Confused between a balayage and babylights? Industry experts explain today’s hottest hair dye techniques.
Meaning “to paint” in French, this technique gives a coveted sun-kissed look. “Highlights are applied on selected sections by hand and brush for a most natural blend and texture,” says Hairloom’s stylist Bosco Eng.
Basically an updated ombre, “colour melting is a technique that blends highlights with a base colour to reduce harsh lines [between the colours]”, says Salon Vim’s Director John Tham. “Multiple shades are used to create the ‘melted’ effect which helps to enhance your facial features.” Deeper tones are applied at the roots and gradually overlapped with lighter and even lighter highlights to achieve a more seamless blend.

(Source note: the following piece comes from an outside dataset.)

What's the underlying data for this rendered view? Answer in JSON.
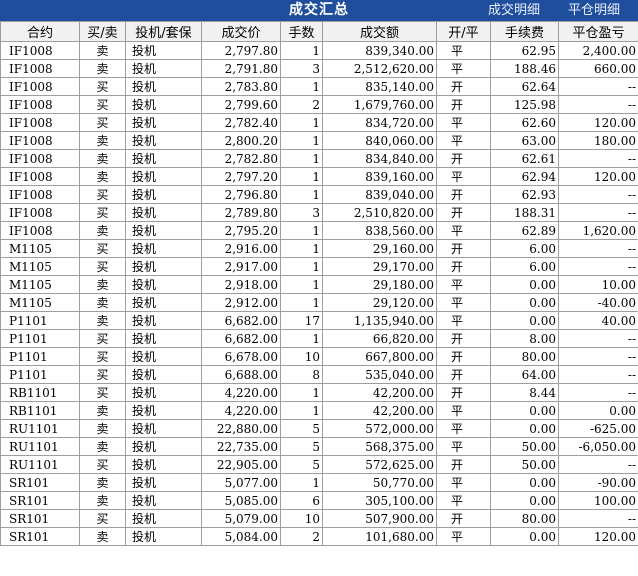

If you want the look of a slimmer or more oval-shaped face, get an ombre. “It means ‘shaded’ or ‘shading’, and features dark roots that gradually get lighter from mid-shaft to the ends,” says John. “To get this ombre effect, opt for lighter hues from cheek down to create movement and elongate the face.”
Inspired by the face-sculpting makeup trend, colour contouring suits all hair lengths and face shapes. “It’s customised to define one’s face shape and enhance skin tone via a combination of various techniques,” John explains.
“This delicate highlighting process uses a very fine technique to mimic the subtle multi-dimensional hair colour seen in children’s hair,” says Bosco. “Small sections of hair are wrapped in foil with minimal separations between each one, so that the highlight blends in more seamlessly with the base colour.” They can be achieved in any shade that matches the skin tone.